Nos últimos dois anos, cerca de 600 funcionários foram demitidos. De propriedade do pecuarista e empresário sul-mato-grossense José Carlos Bumlai, preso pela Polícia Federal durante a 21ª fase da Operação Lava Jato, a maior usina na região da Grande Dourados acumula dívidas que chegam a R$ 1,4 bilhão.


O advogado José Carlos Parpinelli Júnior, atuante em causas trabalhistas, diz que diante à falta de cumprimento de pagar em dia a verba rescisória, muitos ex-funcionários da usina têm procurado advogados para ingressar com ação na justiça. "Judicialmente por meio de tutela antecipada, os juízes têm dado ganho de causa aos trabalhadores, sendo pagos em até 5 dias", explica o advogado, argumentando esse caminho como uma forma rápida do trabalhador receber seus direitos.
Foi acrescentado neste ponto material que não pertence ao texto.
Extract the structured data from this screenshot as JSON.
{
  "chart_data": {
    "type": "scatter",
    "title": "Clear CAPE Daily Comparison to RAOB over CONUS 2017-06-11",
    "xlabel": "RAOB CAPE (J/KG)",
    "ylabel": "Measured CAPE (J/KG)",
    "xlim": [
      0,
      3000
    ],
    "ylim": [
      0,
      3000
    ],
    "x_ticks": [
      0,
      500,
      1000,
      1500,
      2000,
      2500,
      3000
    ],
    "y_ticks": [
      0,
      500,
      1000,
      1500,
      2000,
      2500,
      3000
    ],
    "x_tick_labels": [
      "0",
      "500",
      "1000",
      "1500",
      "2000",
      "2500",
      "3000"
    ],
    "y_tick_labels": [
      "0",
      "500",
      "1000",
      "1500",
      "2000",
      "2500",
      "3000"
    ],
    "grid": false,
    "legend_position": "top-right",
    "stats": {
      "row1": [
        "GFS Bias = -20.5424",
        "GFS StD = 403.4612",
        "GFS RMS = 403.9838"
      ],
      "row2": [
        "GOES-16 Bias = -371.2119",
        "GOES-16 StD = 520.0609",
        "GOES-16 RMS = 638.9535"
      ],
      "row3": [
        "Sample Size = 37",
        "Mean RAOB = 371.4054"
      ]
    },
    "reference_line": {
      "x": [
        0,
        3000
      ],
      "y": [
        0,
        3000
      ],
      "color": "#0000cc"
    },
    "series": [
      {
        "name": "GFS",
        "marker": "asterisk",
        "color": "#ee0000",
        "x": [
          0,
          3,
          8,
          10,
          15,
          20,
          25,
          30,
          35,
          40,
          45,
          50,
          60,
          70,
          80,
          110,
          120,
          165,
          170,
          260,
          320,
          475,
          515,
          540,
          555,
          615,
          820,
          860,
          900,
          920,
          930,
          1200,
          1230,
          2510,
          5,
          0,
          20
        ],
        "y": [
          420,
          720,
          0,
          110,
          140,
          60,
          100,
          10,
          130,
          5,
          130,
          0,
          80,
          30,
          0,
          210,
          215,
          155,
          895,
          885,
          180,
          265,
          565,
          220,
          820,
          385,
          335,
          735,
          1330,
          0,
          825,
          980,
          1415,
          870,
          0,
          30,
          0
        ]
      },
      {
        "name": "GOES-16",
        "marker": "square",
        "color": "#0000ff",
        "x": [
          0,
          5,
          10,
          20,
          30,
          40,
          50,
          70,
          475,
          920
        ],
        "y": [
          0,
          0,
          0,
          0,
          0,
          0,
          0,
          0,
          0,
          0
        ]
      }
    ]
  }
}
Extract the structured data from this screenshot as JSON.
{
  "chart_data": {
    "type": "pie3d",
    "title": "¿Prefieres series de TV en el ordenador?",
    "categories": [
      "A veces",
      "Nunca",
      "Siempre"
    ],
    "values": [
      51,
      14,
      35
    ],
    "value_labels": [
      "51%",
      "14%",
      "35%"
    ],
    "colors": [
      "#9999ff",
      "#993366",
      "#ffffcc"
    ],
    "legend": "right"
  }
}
Em setembro do ano passado, 141 trabalhadores fizeram o parcelamento em 12 vezes das verbas rescisórias, incluindo FGTS e multa, caso a usina não cumprisse com o pagamento em dia, no entanto, de lá para cá têm ocorrido atrasos, provocando insatisfação em quem optou pelo acordo.

Outro problema recorrente e que gera reclamações por parte dos trabalhadores, segundo Parpinelli Júnior, é a falta de pagamento integral da horas in itinere – tempo gasto da casa do funcionário até a usina, que deve ser remunerado. "É possível requerer a correção desses horários e pedir todo e qualquer tipo de indenização que o trabalhador tem a receber por via judicial", acrescenta o advogado.

Ele orienta os trabalhadores a primeiramente resolver o impasse de forma administrativa, na empresa, ou via sindicado e Ministério Público do Trabalho. Caso não seja resolvido, a solução é via judicial através de advogado.